不过也幸亏他的介入,周书郡尚存人性的时候对颜才有愧,抵消了些伤害,即便是“颜烁”
不在,他也不会做得太绝。
但还是不够。
远远不够。
颜烁怒目而视,冷声道:“没人想见你。
你什么意思?绑架吗?”
好丈夫好女婿的戏码演久了,周书郡的城府和心思更加深不可测,不紧不慢地从身侧男助理的手中拿出两个护照。
是他和颜才的。
周书郡道:“原本想等你们上了车,再慢慢解释,但看都没耐心听,那就先把签证办了,有什么疑问,我们后面再谈。”
签证?
颜烁一怔。
印象中没有这回事。
他又要搞什么鬼名堂??
颜才快步上前要把护照抢回来,结果反被周书郡拽住手腕。
颜才没有立刻挣开,紧锁着眉头盯着他,“说清楚,办什么签证?”
周书郡说:“德国。”
颜才一时间没想起来德国对于周书郡的意义,“放手,我没空陪你闹。”
“没闹。”
周书郡微俯下身,靠近他的脸,“颜才,还记得今天什么日子吗?”
他持续靠近到他的耳旁仅一指距离,压低声音道:“我父亲的忌日。”
“……”
颜才的眼睛睁大了一瞬,但很快按捺住内心的翻涌,咬牙道:“胡说,根本不是今天。
何况这跟德国有什么关系?”
“十几年前我家破人亡,期间我一直不断地努力活下去,学做生意赚钱,为的就是今天,还记得吗?小时候我跟你提到过,等我有足够的能力,我要去德国找一个人。”
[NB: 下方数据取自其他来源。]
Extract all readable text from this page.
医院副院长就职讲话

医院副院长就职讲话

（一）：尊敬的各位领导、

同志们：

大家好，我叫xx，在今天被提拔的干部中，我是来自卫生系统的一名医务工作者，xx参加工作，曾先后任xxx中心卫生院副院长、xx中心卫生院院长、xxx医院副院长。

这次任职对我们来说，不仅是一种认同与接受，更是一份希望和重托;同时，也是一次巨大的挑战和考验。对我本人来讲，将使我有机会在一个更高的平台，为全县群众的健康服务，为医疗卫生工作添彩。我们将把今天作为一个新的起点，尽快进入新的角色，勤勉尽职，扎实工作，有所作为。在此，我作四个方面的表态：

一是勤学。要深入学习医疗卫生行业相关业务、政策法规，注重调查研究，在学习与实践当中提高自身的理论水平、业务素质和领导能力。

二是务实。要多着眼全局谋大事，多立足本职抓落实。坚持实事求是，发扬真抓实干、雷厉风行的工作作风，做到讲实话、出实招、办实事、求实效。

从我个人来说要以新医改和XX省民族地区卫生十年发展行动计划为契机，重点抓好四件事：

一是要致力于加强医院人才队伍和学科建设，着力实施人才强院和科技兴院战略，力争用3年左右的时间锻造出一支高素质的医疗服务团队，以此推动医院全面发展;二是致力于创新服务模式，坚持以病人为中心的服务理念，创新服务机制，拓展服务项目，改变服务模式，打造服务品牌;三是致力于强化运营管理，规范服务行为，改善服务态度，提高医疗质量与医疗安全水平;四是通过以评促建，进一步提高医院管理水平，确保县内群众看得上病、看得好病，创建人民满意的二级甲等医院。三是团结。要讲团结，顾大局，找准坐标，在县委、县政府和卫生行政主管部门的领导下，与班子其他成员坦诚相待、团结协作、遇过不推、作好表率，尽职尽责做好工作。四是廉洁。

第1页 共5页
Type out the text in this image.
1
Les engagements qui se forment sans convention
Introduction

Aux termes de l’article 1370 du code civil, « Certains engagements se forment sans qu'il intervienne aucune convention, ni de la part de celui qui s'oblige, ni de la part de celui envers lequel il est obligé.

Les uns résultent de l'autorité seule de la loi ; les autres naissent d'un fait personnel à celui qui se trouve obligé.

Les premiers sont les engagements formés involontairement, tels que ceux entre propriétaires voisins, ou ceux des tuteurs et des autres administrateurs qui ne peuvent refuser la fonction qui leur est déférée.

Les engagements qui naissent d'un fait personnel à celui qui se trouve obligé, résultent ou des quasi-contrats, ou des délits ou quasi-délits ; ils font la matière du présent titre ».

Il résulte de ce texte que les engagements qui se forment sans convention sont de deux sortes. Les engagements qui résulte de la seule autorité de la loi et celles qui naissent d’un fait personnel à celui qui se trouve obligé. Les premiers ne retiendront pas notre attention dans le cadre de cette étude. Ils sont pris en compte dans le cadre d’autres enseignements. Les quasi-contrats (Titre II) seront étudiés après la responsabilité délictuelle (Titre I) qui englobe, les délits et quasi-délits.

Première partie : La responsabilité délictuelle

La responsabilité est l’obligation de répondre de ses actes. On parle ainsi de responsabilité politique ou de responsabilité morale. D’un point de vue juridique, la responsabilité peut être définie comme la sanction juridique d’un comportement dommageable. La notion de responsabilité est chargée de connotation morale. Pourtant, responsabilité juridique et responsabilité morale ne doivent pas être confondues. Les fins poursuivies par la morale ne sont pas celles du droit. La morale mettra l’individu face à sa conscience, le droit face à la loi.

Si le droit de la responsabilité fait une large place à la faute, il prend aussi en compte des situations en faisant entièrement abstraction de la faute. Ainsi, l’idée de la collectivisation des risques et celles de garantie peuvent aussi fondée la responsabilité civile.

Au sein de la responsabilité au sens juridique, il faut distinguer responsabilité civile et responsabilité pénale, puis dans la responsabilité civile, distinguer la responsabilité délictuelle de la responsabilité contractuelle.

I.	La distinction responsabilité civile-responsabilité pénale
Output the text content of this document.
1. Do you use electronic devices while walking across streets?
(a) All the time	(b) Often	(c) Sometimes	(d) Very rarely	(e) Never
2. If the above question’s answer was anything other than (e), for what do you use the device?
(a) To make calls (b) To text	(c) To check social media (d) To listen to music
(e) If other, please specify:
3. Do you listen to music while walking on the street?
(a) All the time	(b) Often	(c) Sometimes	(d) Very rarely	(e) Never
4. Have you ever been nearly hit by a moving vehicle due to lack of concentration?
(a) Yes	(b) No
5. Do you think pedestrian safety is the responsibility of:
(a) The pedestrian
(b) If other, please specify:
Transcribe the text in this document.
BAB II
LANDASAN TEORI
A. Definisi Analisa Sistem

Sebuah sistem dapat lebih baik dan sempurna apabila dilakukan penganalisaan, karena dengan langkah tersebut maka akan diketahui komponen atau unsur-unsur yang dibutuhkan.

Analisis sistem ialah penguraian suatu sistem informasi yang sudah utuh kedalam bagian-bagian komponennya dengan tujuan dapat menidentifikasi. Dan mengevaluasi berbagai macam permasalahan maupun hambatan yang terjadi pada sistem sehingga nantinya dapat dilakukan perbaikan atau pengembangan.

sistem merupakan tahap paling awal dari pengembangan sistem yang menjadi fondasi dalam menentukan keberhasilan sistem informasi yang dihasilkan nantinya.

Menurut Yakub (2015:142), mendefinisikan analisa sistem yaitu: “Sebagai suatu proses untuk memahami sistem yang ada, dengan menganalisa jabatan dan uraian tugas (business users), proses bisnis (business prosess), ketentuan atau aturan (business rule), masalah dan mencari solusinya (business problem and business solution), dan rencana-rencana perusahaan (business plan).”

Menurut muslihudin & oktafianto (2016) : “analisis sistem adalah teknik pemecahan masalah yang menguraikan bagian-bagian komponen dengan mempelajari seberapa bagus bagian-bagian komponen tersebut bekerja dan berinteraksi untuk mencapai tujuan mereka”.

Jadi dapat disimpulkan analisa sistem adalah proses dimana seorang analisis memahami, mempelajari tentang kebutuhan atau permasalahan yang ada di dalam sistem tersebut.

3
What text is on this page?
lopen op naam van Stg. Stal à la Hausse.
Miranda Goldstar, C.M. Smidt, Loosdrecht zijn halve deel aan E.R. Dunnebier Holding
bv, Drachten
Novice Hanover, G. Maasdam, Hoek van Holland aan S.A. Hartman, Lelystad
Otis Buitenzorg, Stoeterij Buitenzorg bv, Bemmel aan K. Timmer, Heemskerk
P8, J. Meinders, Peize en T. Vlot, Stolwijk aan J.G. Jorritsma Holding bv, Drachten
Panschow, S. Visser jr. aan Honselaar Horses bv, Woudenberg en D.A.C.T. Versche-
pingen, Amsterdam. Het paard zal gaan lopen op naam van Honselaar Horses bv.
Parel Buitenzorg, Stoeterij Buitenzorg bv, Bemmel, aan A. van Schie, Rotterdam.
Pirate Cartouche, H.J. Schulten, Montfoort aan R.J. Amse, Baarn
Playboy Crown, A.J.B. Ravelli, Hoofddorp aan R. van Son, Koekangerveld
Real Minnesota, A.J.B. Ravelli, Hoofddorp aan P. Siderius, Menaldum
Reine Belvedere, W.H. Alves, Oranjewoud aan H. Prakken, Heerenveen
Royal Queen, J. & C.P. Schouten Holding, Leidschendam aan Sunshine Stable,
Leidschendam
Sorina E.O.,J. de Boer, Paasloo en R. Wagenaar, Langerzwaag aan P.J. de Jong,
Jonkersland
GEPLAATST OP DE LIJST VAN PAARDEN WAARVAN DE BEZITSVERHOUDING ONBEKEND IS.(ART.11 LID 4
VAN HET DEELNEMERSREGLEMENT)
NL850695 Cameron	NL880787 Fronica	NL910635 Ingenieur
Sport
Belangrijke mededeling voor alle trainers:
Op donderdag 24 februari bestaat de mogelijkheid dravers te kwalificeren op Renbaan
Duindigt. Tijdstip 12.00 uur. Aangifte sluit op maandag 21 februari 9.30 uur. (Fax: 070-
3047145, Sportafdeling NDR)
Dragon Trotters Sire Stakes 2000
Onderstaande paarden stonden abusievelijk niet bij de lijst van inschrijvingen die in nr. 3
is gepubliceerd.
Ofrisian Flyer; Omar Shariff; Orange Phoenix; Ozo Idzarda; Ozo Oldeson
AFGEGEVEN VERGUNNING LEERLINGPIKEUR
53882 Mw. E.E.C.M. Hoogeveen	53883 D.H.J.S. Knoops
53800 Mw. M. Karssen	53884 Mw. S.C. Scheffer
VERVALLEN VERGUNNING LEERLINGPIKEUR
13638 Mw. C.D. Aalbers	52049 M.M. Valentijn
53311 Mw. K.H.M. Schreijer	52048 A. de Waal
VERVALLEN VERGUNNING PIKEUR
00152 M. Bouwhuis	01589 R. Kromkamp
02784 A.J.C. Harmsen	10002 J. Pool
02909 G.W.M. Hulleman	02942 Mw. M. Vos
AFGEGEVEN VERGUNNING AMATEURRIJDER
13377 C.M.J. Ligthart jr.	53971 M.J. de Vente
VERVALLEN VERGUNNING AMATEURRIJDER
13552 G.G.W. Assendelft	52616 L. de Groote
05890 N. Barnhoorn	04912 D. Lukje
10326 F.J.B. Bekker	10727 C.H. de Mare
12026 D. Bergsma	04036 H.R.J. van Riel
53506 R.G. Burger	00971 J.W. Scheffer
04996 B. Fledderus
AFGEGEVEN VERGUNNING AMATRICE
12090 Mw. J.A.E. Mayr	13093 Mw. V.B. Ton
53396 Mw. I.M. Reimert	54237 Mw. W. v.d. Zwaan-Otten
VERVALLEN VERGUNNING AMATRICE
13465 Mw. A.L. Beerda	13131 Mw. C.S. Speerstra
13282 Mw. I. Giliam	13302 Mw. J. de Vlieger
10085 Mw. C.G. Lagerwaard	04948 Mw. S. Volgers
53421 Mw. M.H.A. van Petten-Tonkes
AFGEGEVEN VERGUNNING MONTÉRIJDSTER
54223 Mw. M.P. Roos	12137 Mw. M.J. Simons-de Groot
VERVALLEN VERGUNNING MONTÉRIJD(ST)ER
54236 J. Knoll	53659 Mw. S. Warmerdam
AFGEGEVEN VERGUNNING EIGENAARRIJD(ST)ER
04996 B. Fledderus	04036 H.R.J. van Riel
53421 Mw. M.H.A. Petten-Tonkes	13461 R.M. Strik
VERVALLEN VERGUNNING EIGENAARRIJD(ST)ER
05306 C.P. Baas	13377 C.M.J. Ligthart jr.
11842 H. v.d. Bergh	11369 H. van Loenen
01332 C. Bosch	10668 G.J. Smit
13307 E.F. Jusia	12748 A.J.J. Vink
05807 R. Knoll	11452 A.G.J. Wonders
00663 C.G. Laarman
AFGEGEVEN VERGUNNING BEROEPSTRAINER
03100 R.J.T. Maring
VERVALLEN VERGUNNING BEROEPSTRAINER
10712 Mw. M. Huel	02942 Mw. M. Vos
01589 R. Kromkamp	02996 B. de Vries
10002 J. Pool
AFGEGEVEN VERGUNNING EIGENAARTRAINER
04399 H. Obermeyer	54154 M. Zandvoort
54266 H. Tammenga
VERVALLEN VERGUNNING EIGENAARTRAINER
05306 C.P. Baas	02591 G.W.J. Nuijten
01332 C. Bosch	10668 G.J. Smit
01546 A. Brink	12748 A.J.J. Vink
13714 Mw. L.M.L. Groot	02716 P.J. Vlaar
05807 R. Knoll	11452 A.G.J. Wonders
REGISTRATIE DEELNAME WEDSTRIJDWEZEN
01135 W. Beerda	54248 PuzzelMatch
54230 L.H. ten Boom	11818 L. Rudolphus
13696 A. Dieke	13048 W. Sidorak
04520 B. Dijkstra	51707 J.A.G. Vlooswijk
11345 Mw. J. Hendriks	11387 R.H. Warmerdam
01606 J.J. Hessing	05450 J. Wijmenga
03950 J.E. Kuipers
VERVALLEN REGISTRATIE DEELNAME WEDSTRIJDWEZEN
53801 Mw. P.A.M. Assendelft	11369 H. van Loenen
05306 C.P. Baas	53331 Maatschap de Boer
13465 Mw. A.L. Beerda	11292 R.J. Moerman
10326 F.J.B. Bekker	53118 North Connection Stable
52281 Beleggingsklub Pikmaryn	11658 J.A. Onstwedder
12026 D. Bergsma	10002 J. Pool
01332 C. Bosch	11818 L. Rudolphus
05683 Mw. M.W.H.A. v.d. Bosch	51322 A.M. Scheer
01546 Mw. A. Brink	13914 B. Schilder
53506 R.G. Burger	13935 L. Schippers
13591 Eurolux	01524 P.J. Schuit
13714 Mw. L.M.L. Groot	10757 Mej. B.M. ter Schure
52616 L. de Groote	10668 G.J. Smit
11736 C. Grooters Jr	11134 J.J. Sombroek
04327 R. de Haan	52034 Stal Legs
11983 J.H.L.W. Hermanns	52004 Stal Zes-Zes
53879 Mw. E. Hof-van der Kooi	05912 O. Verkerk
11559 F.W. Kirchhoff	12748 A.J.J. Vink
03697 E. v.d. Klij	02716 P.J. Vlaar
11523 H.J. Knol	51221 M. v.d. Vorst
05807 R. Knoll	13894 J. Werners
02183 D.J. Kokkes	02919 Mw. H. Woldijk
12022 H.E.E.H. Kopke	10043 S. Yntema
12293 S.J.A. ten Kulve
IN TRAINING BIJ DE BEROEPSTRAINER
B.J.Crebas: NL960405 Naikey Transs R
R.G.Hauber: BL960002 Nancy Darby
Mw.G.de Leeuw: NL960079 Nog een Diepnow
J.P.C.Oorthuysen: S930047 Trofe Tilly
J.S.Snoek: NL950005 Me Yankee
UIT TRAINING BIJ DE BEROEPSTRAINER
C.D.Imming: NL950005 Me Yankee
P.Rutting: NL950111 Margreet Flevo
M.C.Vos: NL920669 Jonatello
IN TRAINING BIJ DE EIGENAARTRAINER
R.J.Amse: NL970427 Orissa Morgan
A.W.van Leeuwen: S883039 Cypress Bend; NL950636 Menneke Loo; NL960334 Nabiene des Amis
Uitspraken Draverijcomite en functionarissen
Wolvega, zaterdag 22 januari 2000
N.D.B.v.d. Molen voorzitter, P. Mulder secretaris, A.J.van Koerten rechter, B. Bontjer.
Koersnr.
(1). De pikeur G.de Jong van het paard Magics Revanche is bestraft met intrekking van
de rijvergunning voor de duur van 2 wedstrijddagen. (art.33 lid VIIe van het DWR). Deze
经由他的明示,颜才想起来了,但周书郡就提起过寥寥几次,可不知为何,他要找的那个人是谁,也从没告诉过他。
他问:“为什么要带上我和我哥?”
“因为害怕,需要你们陪我。”
周书郡轻拧眉梢,“颜才,我是有错,但我会尽我所能弥补你们,请你们原谅。
可是一码归一码,你欠我的,无论如何也赖不了,我可以明确告诉你这件事对我很重要,需要你在场,或者你也可以这么想,这趟回来,关于周建任的事,虽然我没有资格替逝者决定什么,但我以后只字不提。
怎么样?”
周建任的事在颜才心中一直是根顽固不化的尖刺。
那么些年过去,即便他克服了生理上对血腥场面的恐惧,可内心深处他是有意逃避了过去的梦魇,而这段可以说是被他封印了的阴影,每当看到周书郡的脸,就如同无数双冒着尖锐的指甲刮蹭那门上的封条,稍一不留神的松懈就有可能颠覆得之不易的平衡,哪怕过去再久,那个夜晚的所闻所见和鼻息间弥漫的信息素,和新鲜血液散发出的铁锈味密密麻麻地啃噬他的骨髓。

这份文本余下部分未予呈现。